Monday, April 21, 2008
Catching Up: Andrew is Totally P.T.
Monday, March 24, 2008: Potty Training officially began.
I saw that the weather forecast was predicting nice warm weather at the end of the week and I decided to use my last known cold weather week to make me feel justified in remaining cooped up inside all day.
Without bothering to dress my son.
And feeding him cookies and chocolate under no sense of private shame.
We started Monday; I let him jump, urine-soaked, on a trampoline on Tuesday (when we babysat for my friend and I couldn't drag him off to do his business); and he did have another accident (urine only) that Sunday at church (for which I blame his father for blindly following our 2 year old's lead on whether or not he had to go rather than my instruction that he did) and then we were done. I will skip all the fun and interesting stories and simply say that Andrew is completely trustworthy in his soccer ball underwear.
In an interesting insight into Andrew's personality, on the few occassions when we had a mishap (a far too high potty with no stool during Emma's birthday party and a fiercely independent boy who refused to notify either parent of his bathroom needs), he was very hard on himself. Worse, even, than when he misses a shot at his little basketball hoop. "I missed!" he shrieked angrily. "I made a mistake! Put a diaper back on me!" He demanded this in shame. It was sad and fascinating. I was sort of proud of him for his determination and pride. I told him that we all make potty mistakes sometimes. I knew that it would evenatually come in handy that I had an accident in my 5th grade classroom. No such thing as an accident, right? ha. Luke's humiliation at an emergency room recently also helped assauge Andrew's self-loathing. He listened to these examples and seemed to feel a lot better.

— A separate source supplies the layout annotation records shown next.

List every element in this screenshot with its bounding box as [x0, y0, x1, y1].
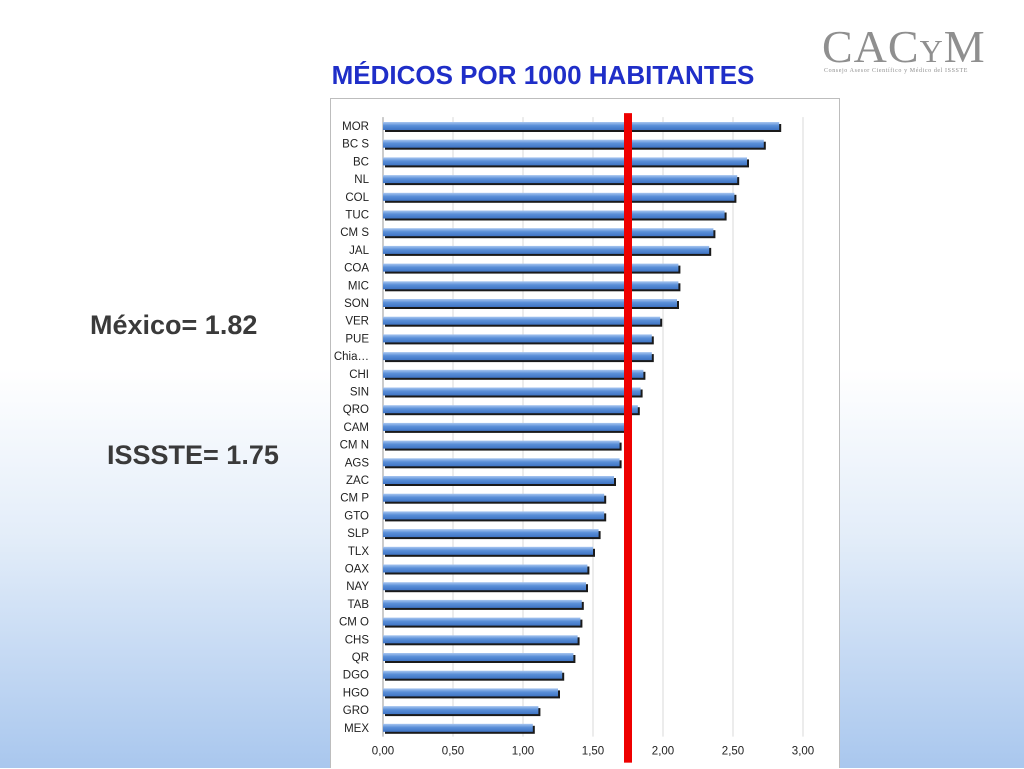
x-tick-label: 0,50	[442, 746, 464, 758]
bar	[383, 245, 710, 254]
x-tick-label: 1,50	[582, 746, 604, 758]
bar	[383, 582, 586, 591]
bar	[383, 511, 605, 520]
bar	[383, 281, 679, 290]
bar	[383, 369, 644, 378]
category-label: OAX	[345, 564, 370, 576]
category-label: CM S	[340, 227, 369, 239]
reference-line	[624, 113, 632, 763]
bar	[383, 458, 620, 467]
category-label: CAM	[343, 422, 369, 434]
category-label: CHS	[345, 634, 370, 646]
category-label: CM N	[340, 440, 369, 452]
bar	[383, 228, 714, 237]
category-label: TUC	[345, 210, 369, 222]
bar	[383, 122, 780, 130]
bar	[383, 723, 533, 732]
category-label: SON	[344, 298, 369, 310]
bar	[383, 316, 661, 325]
bar	[383, 670, 563, 679]
bar	[383, 263, 679, 272]
bar	[383, 139, 764, 148]
category-label: AGS	[345, 457, 370, 469]
category-label: MIC	[348, 280, 369, 292]
bar	[383, 546, 593, 555]
bar	[383, 175, 738, 184]
bar	[383, 387, 641, 396]
logo-subtitle: Consejo Asesor Científico y Médico del I…	[824, 68, 968, 74]
category-label: COA	[344, 263, 369, 275]
bar	[383, 334, 652, 343]
category-label: QRO	[343, 404, 369, 416]
category-label: SIN	[350, 387, 369, 399]
category-label: DGO	[343, 670, 369, 682]
bar	[383, 210, 725, 219]
bar	[383, 440, 620, 449]
bar	[383, 688, 558, 697]
x-tick-label: 3,00	[792, 746, 814, 758]
category-label: JAL	[349, 245, 369, 257]
category-label: MOR	[342, 121, 369, 133]
logo-wordmark: CACYM	[822, 21, 986, 72]
category-label: CM P	[340, 493, 369, 505]
category-label: BC S	[342, 139, 369, 151]
x-tick-label: 2,50	[722, 746, 744, 758]
category-label: BC	[353, 156, 369, 168]
category-label: QR	[352, 652, 369, 664]
bar-chart: 0,00 0,50 1,00 1,50 2,00 2,50 3,00 MOR BC S BC NL C…	[334, 113, 814, 763]
category-label: GRO	[343, 705, 369, 717]
x-tick-label: 1,00	[512, 746, 534, 758]
bar	[383, 405, 638, 414]
category-label: CHI	[349, 369, 369, 381]
category-label: NAY	[346, 581, 369, 593]
bar	[383, 653, 574, 661]
category-label: COL	[345, 192, 369, 204]
bar	[383, 493, 605, 502]
bar	[383, 157, 747, 166]
bar	[383, 476, 614, 484]
x-tick-label: 2,00	[652, 746, 674, 758]
category-label: MEX	[344, 723, 369, 735]
category-label: SLP	[347, 528, 369, 540]
category-label: ZAC	[346, 475, 369, 487]
bar	[383, 299, 677, 307]
x-tick-label: 0,00	[372, 746, 394, 758]
chart-title: MÉDICOS POR 1000 HABITANTES	[331, 60, 755, 90]
chart-area: 0,00 0,50 1,00 1,50 2,00 2,50 3,00 MOR BC S BC NL C…	[330, 98, 840, 768]
category-label: NL	[354, 174, 369, 186]
bar	[383, 617, 581, 626]
cacym-logo: CACYM Consejo Asesor Científico y Médico…	[822, 24, 998, 80]
category-label: TAB	[347, 599, 369, 611]
mexico-average-label: México= 1.82	[90, 310, 258, 340]
category-label: VER	[345, 316, 369, 328]
bar	[383, 635, 578, 644]
bar	[383, 564, 588, 573]
bar	[383, 706, 539, 715]
category-label: TLX	[348, 546, 369, 558]
category-label: CM O	[339, 617, 369, 629]
bar	[383, 352, 652, 361]
category-label: GTO	[344, 510, 369, 522]
bar	[383, 599, 582, 608]
category-label: Chia…	[334, 351, 369, 363]
category-label: PUE	[345, 333, 369, 345]
bar	[383, 192, 735, 201]
bar	[383, 422, 628, 431]
bar	[383, 529, 599, 538]
issste-average-label: ISSSTE= 1.75	[107, 440, 279, 470]
category-label: HGO	[343, 687, 369, 699]
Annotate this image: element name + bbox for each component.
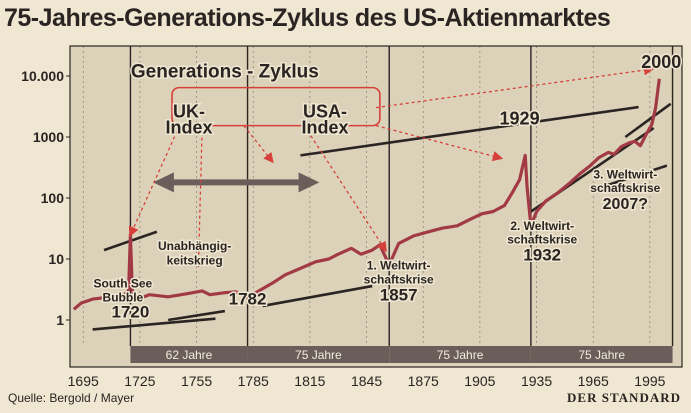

Another interesting insight into Andrew's psyche was that he then felt the need to confess his failure to Emma. "I almost made it, but I missed, Emma!" Another thing my son has in common with his mom. (The first being the sweet tooth).
So, Andrew, for future reference, this is how we got you potty trained:
1. Naked from the waist down.
3. Bribes: Reeses Pieces and hersey kisses (didn't spoil your appetite, but got you motivated)
4. Praise: We would cheer hysterically, dementedly (we = me)
5. Appealing to your sense of PRIDE: telling you about all the big kids who use the potty and then asking them to tell you about it and their lack of diapers.
You inform all around you of your new skill. You treated the missionaries to a full regale of your abilities and your undergarments during a dinner at Nana and Papa's house.
And every time you race for the potty, I feel a big sense of accomplishment, too.